The guidelines on exercise during pregnancy have changed over the years, which is probably why you didn’t see too many Beyonce-style dance routines from expecting mums back in the day. But just like the advice you read on whether or not you need a doula, what’s the best pram to buy for use in Singapore, and how to develop your baby’s language skills, the information can be confusing. So, in this third instalment of our ‘Ask the midwife’ series, we asked Natasha Cullen from Beloved Bumps:
Can I exercise during pregnancy?
A few years ago, I remember telling women that we advised not to exercise during pregnancy, and just to have gentle walks! However, times have changed, and it has now been found that exercise and fitness in pregnancy has huge benefits. It can help to prevent excessive weight gain, reduce your chance of gestational diabetes, lower blood pressure and risk of pre-eclampsia, reduce the risk of depression, stress and anxiety, improve sleep quality and lead to faster labour time and post-delivery recovery.
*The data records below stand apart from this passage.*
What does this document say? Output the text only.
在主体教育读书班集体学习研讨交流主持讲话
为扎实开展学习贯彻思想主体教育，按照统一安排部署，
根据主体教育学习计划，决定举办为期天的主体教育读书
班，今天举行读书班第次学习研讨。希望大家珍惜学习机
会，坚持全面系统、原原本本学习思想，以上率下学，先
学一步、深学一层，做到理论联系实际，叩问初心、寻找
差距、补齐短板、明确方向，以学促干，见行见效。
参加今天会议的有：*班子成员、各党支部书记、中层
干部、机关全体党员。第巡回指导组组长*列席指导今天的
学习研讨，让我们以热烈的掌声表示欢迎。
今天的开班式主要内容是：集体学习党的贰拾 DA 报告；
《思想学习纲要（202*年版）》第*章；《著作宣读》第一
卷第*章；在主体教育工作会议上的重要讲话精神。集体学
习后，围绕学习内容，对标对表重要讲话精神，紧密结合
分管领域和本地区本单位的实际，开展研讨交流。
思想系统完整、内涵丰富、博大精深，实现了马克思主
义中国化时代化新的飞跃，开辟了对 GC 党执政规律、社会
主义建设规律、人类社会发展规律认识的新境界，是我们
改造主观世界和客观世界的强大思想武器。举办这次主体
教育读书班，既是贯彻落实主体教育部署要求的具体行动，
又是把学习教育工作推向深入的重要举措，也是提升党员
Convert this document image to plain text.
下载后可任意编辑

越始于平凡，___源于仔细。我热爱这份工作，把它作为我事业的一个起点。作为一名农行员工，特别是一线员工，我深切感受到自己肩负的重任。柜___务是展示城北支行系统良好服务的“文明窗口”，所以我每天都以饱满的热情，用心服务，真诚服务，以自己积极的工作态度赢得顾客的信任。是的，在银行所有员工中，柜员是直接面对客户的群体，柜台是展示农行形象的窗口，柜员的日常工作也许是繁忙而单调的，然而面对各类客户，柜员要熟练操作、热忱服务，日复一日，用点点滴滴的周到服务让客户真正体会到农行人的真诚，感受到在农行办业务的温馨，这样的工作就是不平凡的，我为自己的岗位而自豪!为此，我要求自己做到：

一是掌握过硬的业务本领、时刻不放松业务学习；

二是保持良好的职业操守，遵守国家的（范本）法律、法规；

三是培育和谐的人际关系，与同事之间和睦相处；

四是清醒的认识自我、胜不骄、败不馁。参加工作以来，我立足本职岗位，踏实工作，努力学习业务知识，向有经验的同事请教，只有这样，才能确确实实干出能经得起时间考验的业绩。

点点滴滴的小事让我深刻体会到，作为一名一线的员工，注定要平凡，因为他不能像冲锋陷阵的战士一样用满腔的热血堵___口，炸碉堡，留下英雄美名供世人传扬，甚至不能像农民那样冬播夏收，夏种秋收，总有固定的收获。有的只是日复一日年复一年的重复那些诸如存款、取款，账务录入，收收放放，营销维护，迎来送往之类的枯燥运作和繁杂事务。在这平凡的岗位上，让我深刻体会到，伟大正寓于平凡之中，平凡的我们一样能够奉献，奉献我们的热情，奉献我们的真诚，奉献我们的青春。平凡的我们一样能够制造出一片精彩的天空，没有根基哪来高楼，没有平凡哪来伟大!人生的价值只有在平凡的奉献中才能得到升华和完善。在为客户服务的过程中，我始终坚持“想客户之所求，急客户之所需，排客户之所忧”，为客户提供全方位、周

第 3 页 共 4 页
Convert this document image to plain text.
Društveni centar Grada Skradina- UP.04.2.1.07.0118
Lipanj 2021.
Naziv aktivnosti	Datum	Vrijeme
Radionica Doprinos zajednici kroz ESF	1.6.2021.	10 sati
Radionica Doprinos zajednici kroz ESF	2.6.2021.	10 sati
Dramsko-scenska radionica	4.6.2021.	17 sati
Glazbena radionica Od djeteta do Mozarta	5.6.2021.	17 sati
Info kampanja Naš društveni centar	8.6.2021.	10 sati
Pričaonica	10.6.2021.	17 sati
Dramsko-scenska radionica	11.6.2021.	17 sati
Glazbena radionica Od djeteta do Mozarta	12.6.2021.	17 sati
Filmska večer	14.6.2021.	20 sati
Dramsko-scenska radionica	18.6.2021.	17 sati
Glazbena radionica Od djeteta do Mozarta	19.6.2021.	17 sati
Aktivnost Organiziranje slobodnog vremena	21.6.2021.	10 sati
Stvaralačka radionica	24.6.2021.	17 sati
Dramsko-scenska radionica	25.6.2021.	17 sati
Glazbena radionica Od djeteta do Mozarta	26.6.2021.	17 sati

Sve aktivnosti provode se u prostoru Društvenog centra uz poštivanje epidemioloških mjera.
When exercising, listen to your body – if it doesn’t feel right, don’t do it. But if you were running or exercising before pregnancy then it is fine to continue with this. If, on the other hand, you weren’t doing any exercise before pregnancy, don’t start training for a marathon! But taking up swimming or walking daily will help keep you fit, fight fatigue and give you a better night’s sleep.
Pregnancy is physically demanding on your body, and can cause postural changes and muscular imbalances. Pregnancy hormones such as relaxin reduce joint stability, especially in the pelvic region. As your uterus and baby grow, they weaken your abdominal and pelvic floor muscles, pushing down on your lower spine and possibly causing back pain. It is a great idea to sign up to prenatal exercise classes that can teach you specific exercises that are safe in pregnancy – in pregnancy it is important to strengthen your abdominals and entire core, including your pelvic floor.
There are some exercises that are not advised during pregnancy, such as those involving balance (like skiing), or contact (like rugby). And if you start to feel unwell, or have any bleeding, chest pain, reduced movements from baby, or contractions, then stop exercising, rest, and contact your doctor.